Rasmussen is often accused of massaging their data in a way that supports Republicans. This is the type of thing that gets them that reputation. Since Obama’s opponents will “Strongly disapprove” of, say, any attempt at universal health care, while many of his supporters will only “Somewhat Approve” his particular plan, it exaggerates hostility to the President. That’s why they’re using that metric.
It does somewhat make sense that the “strongly approve/disapprove” should be weighted higher than weak support or disapproval. Although you’d still want to take the latter into account.
The vast majority of political polls are garbage designed to gather particular responses or operate as a ‘push’ to affect the opinion of the pollee. The politicians private pollsters will take the numbers from some of these polls and re-weight them because they understand the manipulation going on.
Old anecdote, can’t verify the source, circa 1900:
Seminary students in a poll were asked if it was allowable to smoke while praying. 100% of the students responded unanimously “no”. When asked if it was allowable to pray while smoking, 100% responded “yes”.
Just like a prosecutor indicting a ham sandwich, a pollster can get any result they want.
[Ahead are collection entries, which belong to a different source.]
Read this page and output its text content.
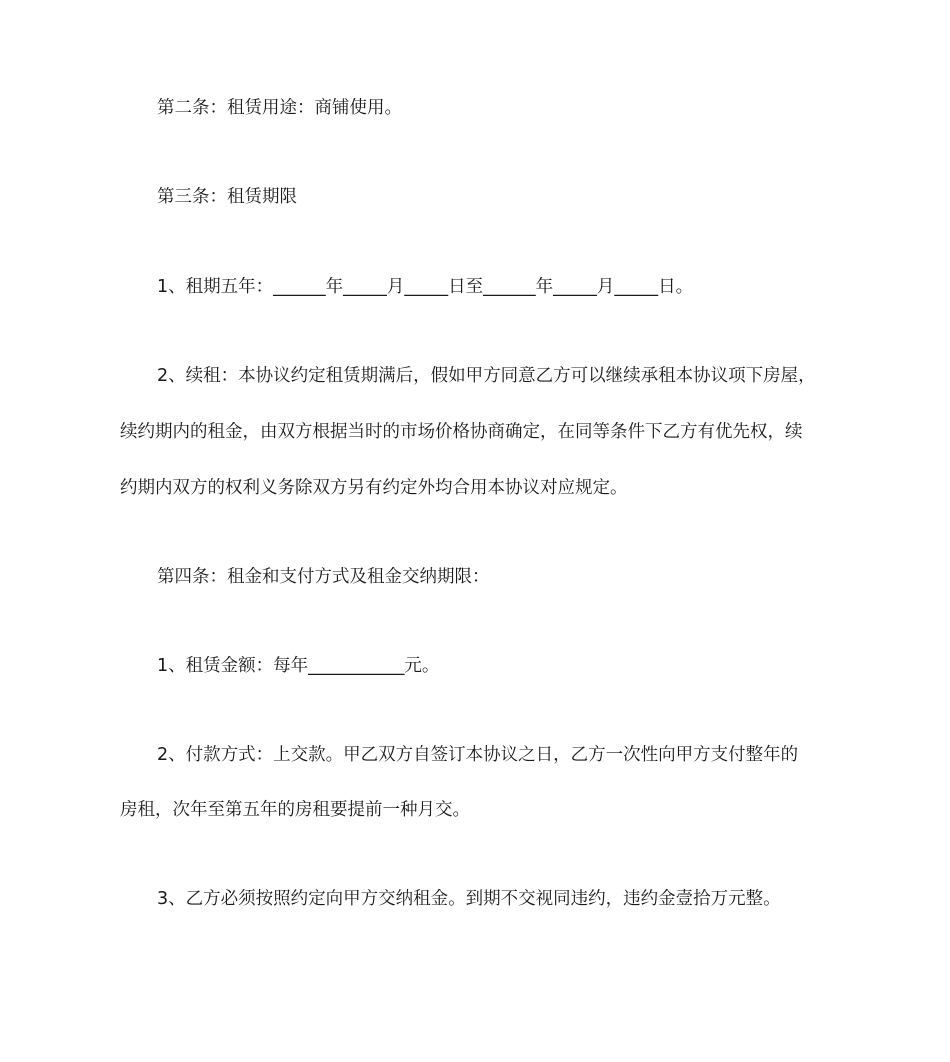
第二条：租赁用途：商铺使用。
第三条：租赁期限
1、租期五年：______年_____月_____日至______年_____月_____日。
2、续租：本协议约定租赁期满后，假如甲方同意乙方可以继续承租本协议项下房屋，
续约期内的租金，由双方根据当时的市场价格协商确定，在同等条件下乙方有优先权，续
约期内双方的权利义务除双方另有约定外均合用本协议对应规定。
第四条：租金和支付方式及租金交纳期限：
1、租赁金额：每年___________元。
2、付款方式：上交款。甲乙双方自签订本协议之日，乙方一次性向甲方支付整年的
房租，次年至第五年的房租要提前一种月交。
3、乙方必须按照约定向甲方交纳租金。到期不交视同违约，违约金壹拾万元整。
I do believe that there is possibly some value to strongly approve vs strongly disapprove. I don’t think it’s as important as general approval vs disapproval, and it’s even less valuable than direct head-to-head polls. 54% of the country may disapprove of Obama, but if 60% disapprove of Romney, that’s going to be the deciding factor in the election.
I love it! Those really are two different questions, although they sound the same. It being allowable to pray while smoking does not mean that it is allowable to smoke in the first place. It merely implies it. And that’s how push pulling works: throw assumptions into the questions, and people who affirmed will defend that assumption, despite it being something they are actually against.